The verified material does not list any streaming app recommendations beyond the major broadcasters, so the safest approach is to rely on the official television partners and FIFA’s own schedule hub for timing and fixture details. That avoids confusion and keeps viewers within legitimate coverage options.
Here is a compact look at the confirmed opening-day fixture information based on the supplied facts:
| Match | Venue | Confirmed date | U.S. coverage |
|---|---|---|---|
| Mexico vs South Africa | Estadio Azteca / Mexico City Stadium, Mexico City | Thursday, June 11, 2026 | FOX / FS1 in English; Telemundo in Spanish |
The table intentionally avoids adding a kick-off time that was not verified in the supplied material.
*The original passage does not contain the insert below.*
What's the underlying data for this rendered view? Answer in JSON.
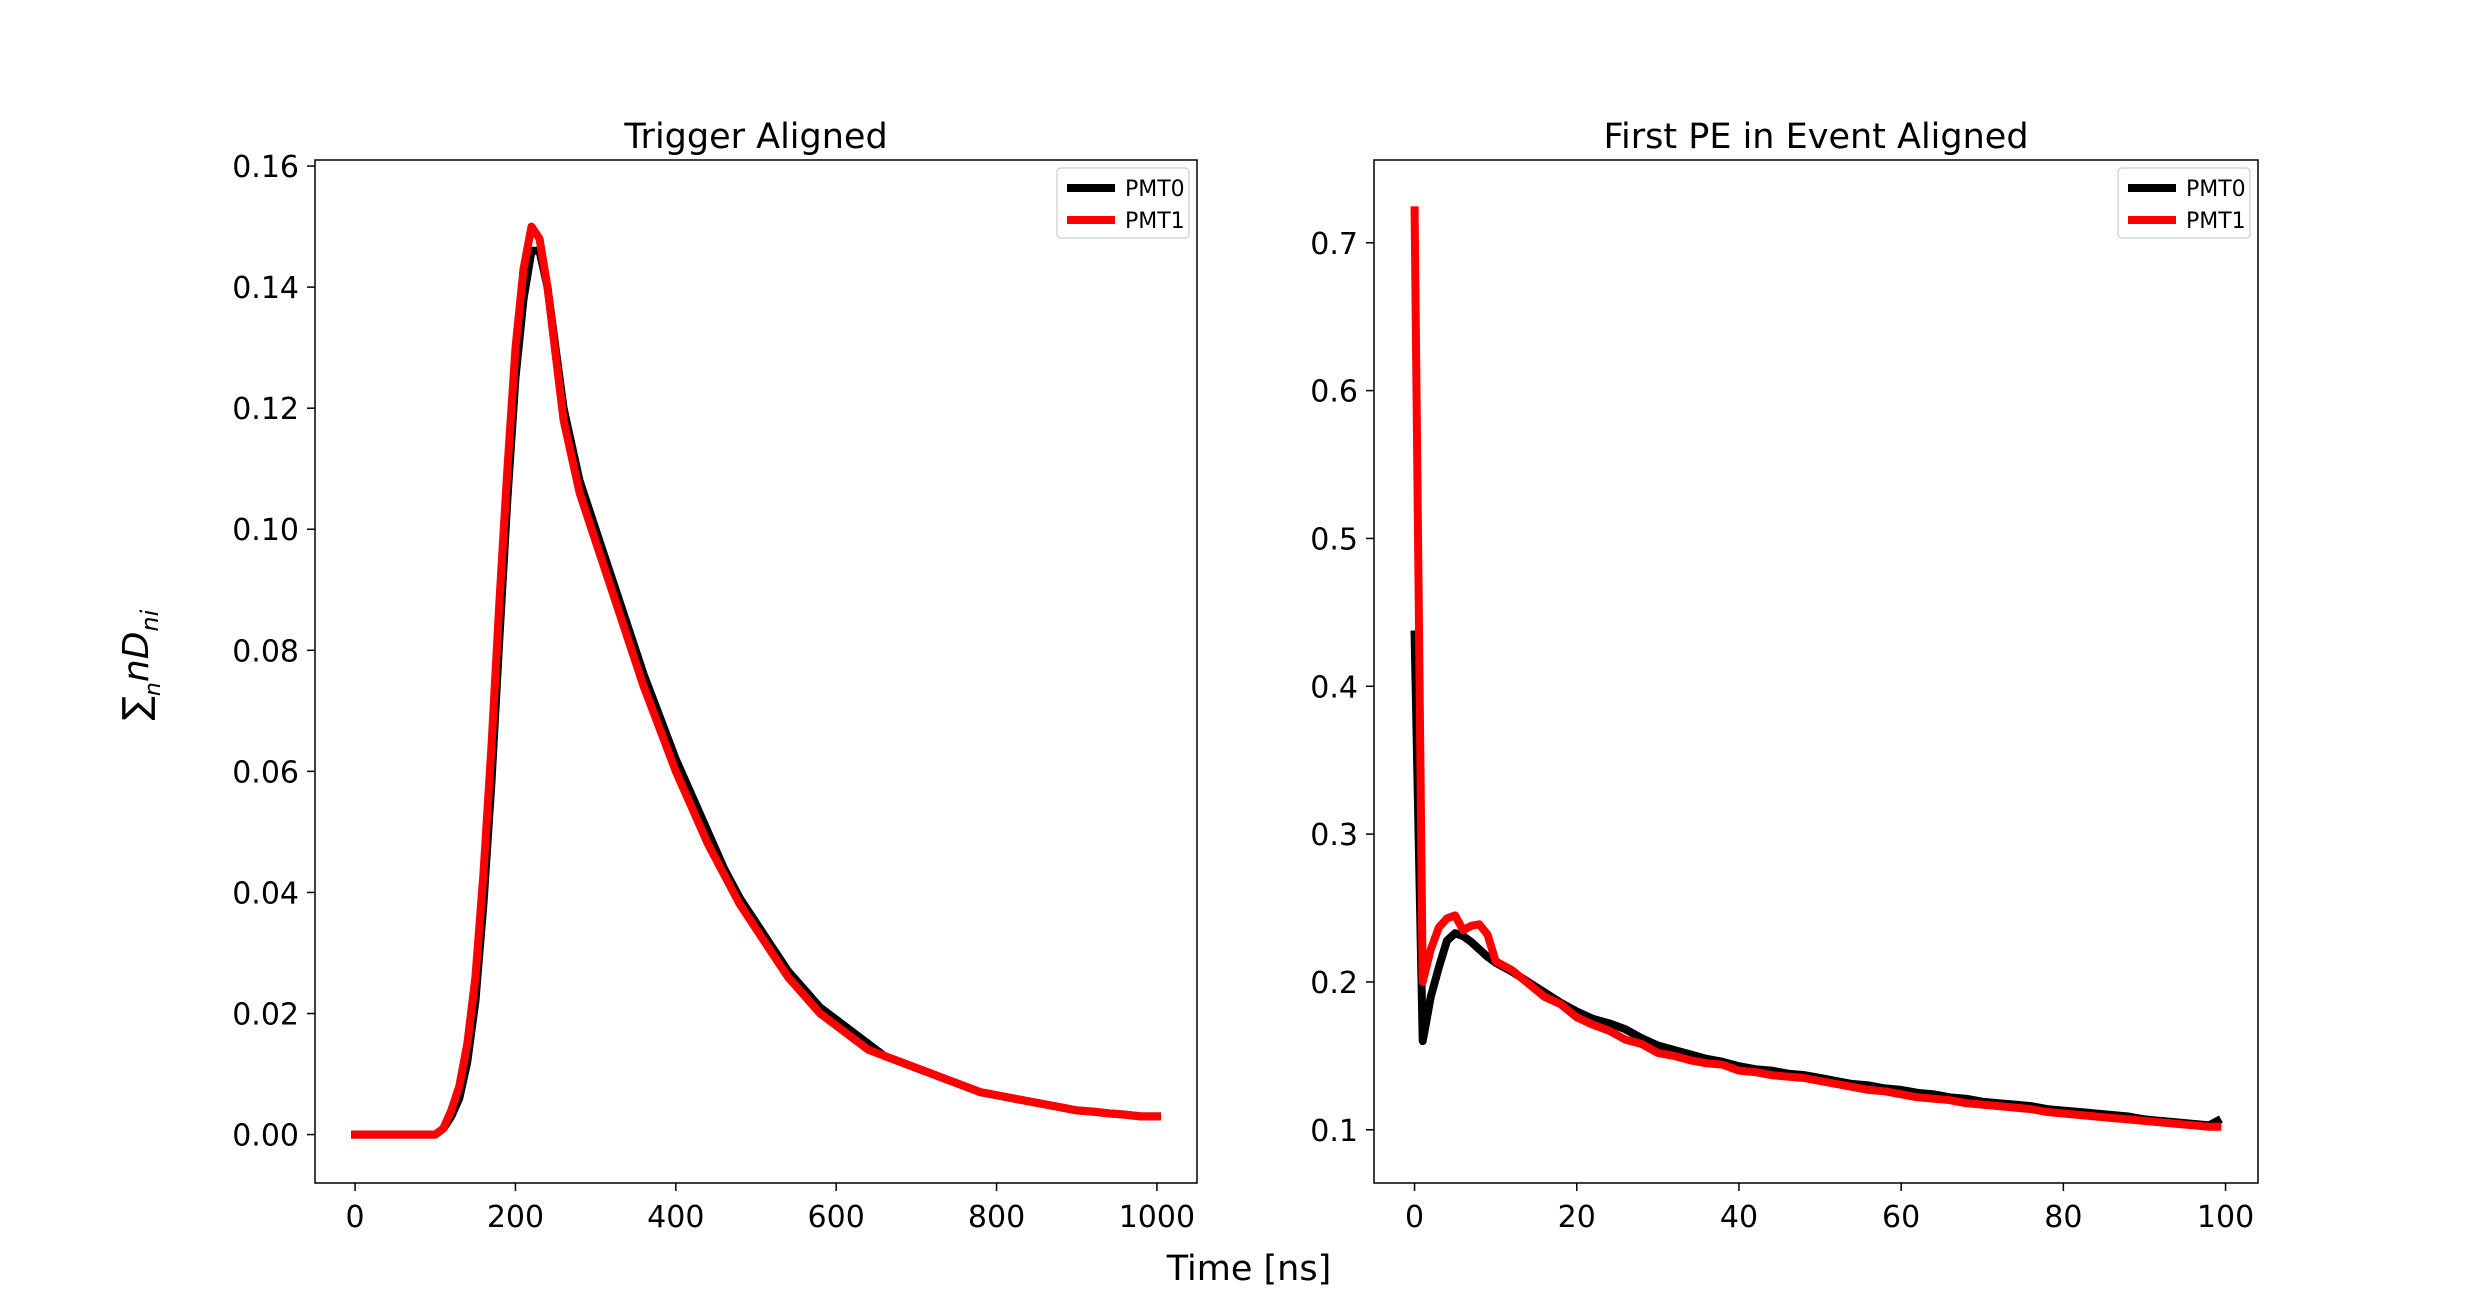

If FIFA updates the schedule hub with more detail, that will be the best place to confirm timing by city and broadcast window.
What the 48-Team Format Changes
World Cup 2026 is not just larger; it is structurally different from previous editions because it expands to 48 teams and 104 matches. That has a direct impact on the rhythm of the tournament, the number of matches fans can see, and the way the group stage unfolds across 16 host cities.
More teams mean more nations with realistic chances to reach the World Cup stage, and more matches mean a denser calendar across North America. For viewers, that increases the importance of the official schedule hub, because fixture times and venue assignments will matter more than ever when planning which matches to follow.
The opening match in Mexico City is therefore not just the first game on the calendar. It is the start of a tournament format built to keep more countries involved and to spread the event across a much wider geographic footprint than a single-host World Cup.
That broad footprint also means travel and viewing decisions will differ from city to city. Fans attending matches in Canada, Mexico, or the United States will need to track venue-specific details, while television viewers will be able to follow the tournament through the same confirmed U.S. broadcast partners.
What Fans Should Watch Next
The immediate next step is simple: keep an eye on FIFA’s official schedule hub as the opener approaches. That is where fixtures, venues, results, and kick-off times are centralized, making it the best reference point as the tournament nears.
From a football perspective, the most important early storyline is how Mexico handles the pressure of opening the tournament at home against South Africa. Even without projecting lineups or form that were not included in the verified material, the context is obvious: the host nation will carry the spotlight from the first whistle.
For the tournament as a whole, the opener sets the tempo for a World Cup that moves from Mexico City into dozens of matches across North America. Fans should expect the schedule to become a daily planning exercise once the event begins, especially with the expanded 104-match slate.
The next concrete milestone is June 11 itself, when the tournament begins in Mexico City. After that, the official schedule hub will determine the path forward match by match as the World Cup gets underway.